Görüntü kirliliği yaratan tabelalar incelemeye alan belediye, şehir içinde ne kadar totem var ise önce “sökün” diyecek, sökülmediği takdirde de ekiplerine söktürüp, sökme ücretini totem sahiplerinden tahsil edecek.

Tabelalar da öyle.

Her yer tabela kirliliği ile dolmuş.

Düşünün bir bina var ve binan tüm cephesi öyle tabela.

Binanın dış cephesi için harcanan para bile çöpe gitmiş.

Tabelaların öne çıkarıldığı bu kirlilik ile  geç kalınmış olsa bile mücadele etmek önemlidir.

Kutluyorum.

Uyananları !


**

Tabela denilince çok sıkça  tekrarlamış  olsam da Kdz.

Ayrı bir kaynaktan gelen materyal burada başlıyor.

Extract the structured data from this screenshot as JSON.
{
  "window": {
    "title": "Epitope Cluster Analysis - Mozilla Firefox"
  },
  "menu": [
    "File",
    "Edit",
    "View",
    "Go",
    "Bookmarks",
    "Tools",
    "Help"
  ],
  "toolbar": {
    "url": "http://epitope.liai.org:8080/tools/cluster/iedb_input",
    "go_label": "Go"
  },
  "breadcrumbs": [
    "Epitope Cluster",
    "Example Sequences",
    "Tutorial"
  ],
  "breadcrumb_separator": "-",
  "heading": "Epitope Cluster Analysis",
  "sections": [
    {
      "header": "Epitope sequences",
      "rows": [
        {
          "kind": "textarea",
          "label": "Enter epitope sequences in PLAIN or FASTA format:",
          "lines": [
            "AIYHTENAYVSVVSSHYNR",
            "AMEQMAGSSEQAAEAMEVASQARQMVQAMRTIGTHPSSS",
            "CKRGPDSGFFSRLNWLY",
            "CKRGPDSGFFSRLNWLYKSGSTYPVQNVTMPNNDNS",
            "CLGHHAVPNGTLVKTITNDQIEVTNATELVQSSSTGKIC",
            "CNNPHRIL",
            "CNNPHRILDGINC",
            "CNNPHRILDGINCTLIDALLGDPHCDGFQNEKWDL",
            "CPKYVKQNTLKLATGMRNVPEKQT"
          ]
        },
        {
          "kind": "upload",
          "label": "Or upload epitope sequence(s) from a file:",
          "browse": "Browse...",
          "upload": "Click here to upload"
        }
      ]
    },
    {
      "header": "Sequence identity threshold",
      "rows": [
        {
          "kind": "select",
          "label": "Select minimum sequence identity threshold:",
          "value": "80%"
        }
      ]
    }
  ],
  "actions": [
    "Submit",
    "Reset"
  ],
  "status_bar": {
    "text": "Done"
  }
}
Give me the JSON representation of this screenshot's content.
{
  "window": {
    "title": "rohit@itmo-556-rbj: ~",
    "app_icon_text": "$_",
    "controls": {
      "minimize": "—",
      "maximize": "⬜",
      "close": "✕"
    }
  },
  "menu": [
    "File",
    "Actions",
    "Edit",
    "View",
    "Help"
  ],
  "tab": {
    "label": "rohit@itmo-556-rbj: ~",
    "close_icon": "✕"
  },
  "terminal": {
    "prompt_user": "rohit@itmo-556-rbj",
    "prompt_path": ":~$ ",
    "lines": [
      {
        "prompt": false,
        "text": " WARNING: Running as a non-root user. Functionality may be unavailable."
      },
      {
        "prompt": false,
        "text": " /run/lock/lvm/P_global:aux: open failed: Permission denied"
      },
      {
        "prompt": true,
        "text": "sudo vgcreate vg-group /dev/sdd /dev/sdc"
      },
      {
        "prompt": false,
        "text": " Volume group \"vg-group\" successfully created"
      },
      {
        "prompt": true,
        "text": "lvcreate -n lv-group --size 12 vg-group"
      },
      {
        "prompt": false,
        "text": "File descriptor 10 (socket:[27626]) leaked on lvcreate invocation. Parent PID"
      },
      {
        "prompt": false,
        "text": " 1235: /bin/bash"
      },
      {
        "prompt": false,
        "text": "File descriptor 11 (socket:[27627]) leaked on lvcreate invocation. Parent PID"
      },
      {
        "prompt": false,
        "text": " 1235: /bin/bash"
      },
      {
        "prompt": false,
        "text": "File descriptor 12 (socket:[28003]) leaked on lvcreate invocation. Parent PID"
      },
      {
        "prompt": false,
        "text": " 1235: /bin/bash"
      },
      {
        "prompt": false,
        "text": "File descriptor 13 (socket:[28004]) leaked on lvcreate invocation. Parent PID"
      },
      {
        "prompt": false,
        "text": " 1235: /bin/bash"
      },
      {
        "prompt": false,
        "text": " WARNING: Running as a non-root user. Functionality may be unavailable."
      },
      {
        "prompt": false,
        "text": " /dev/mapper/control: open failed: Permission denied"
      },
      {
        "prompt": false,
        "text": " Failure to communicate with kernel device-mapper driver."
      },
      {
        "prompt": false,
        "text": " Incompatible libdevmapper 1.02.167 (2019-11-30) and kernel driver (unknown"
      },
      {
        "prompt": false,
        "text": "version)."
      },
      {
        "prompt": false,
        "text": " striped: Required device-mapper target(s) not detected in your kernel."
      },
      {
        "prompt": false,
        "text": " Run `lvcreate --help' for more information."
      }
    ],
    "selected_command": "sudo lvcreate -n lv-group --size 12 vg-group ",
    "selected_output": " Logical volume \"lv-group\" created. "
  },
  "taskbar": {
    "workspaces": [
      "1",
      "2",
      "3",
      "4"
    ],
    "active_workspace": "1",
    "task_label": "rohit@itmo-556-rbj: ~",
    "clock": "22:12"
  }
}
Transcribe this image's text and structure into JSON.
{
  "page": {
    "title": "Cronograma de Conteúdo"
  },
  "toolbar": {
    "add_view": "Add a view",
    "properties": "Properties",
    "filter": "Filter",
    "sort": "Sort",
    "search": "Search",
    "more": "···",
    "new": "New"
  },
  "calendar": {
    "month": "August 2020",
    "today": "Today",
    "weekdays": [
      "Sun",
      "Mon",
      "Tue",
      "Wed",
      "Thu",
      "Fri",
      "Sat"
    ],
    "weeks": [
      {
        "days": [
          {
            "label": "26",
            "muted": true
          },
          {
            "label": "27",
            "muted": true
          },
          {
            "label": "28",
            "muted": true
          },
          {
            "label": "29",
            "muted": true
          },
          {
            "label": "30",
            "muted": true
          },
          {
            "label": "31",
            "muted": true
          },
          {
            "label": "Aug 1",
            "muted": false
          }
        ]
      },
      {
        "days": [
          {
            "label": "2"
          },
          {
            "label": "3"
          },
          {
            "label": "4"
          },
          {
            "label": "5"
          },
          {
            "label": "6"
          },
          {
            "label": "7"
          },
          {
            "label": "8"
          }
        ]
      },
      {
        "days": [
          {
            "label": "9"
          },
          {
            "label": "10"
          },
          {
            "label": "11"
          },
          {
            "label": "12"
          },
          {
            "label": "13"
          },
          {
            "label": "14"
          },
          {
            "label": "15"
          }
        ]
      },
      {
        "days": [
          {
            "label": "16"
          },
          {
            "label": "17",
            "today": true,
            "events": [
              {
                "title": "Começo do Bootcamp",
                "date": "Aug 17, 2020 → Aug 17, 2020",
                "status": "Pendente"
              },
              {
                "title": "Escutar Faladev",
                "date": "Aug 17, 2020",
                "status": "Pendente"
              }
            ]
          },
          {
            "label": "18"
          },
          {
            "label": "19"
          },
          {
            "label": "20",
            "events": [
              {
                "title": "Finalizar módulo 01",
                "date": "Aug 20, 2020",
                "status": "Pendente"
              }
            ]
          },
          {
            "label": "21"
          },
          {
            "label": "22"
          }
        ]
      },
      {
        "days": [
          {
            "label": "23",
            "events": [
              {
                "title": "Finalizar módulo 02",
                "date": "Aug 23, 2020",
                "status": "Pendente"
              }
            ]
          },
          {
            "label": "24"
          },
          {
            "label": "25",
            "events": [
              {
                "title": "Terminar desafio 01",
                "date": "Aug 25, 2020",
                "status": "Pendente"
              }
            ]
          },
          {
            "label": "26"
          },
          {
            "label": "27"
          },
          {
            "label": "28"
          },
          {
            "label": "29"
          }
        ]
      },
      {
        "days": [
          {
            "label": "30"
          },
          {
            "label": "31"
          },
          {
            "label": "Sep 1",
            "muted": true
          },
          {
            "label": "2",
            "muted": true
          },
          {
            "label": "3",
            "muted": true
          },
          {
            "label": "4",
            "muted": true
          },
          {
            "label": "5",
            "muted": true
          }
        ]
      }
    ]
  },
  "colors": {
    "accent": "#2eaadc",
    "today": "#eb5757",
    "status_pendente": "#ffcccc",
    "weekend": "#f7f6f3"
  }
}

Ereğli Alaplı yol güzergahı üzerindeki  tabela temizliğe dikkat çekmek istiyorum.

Kdz. Ereğli Belediyesi’nin aldığı meclis kararı ile ilçeye bağlı alanı kapsayan  bu yol güzergahının deniz tarafındaki tüm tabelalar sökülerek kaldırıldı ve görüntü temizliği yapıldı.

Yol boyunca dikkat edin lütfen temizlik sonrası ortaya çıkan görüntüye.

Nasıl da güzel.

Ne kadar hoş!

Denizi görme ve seyretme keyfini doyumsuz yaşıyor insan.

Ve sonra bir de Alaplı ve Alaplı’dan sonraki tabela kirliliğine dikkatinizi çekmek istiyorum.

Rezil gibi deniz  yakası.

Orada tabela, burada tabela.

Vatandaşın denizi görme ve seyir etme zevkinin içine eden bu tabelalar Alaplı ve Akçakoca belediyelerinin müdahale etmemesi nedeniyle kazık gibi duruyor.

Oysa…

Bir meclis kararı ve ardından operasyon.

Ortalık tertemiz.

Tabela kirliliğine son !



**

Belediyenin ilçede yapması gereken en önemli  işlerin başında sokakları işgal eden babalar da geliyor.

Eline bir trafik tabelası geçiren cadde sokak demiyor lak diye yerleştiriyor.

Ve bu işgallere de kimse bir şey demiyor ya da diyemiyor.

“Benim işyerim” diye bir kavram yok.

O alanlar tüm halkın ortak yaşam alanı ve kimse de işgal edemez.

“Yapamazsın” de diyemezsin.

Şiddet kapıda.

Peki bu işgallere kim dur diyecek?

Tabi ki belediye.

Belediye ekipleri ilçedeki baba işgallerine bir gece de kaldırıp atacak ki, ses gelsin.

Ve bu sesini devam ettirerek, ortak yaşam alanlarını korusun, halka açık tutsun.

“Neden yapılmıyor ki?” diye bir soru sorarsanız  eğer, “korkaklık” mı desem, “beceriksizlik” mi desem bilmiyorum.

Bir eksiklik var da, o eksiklik kamu otoritesinde.

Ereğli’nin cadde ve sokakları babalara teslim.

O babaların sayısı da hep artıyor.

Yakında, babasız bir tek yer kalmayacak.

Belki belediyenin önüne bile özel baba koyacaklar.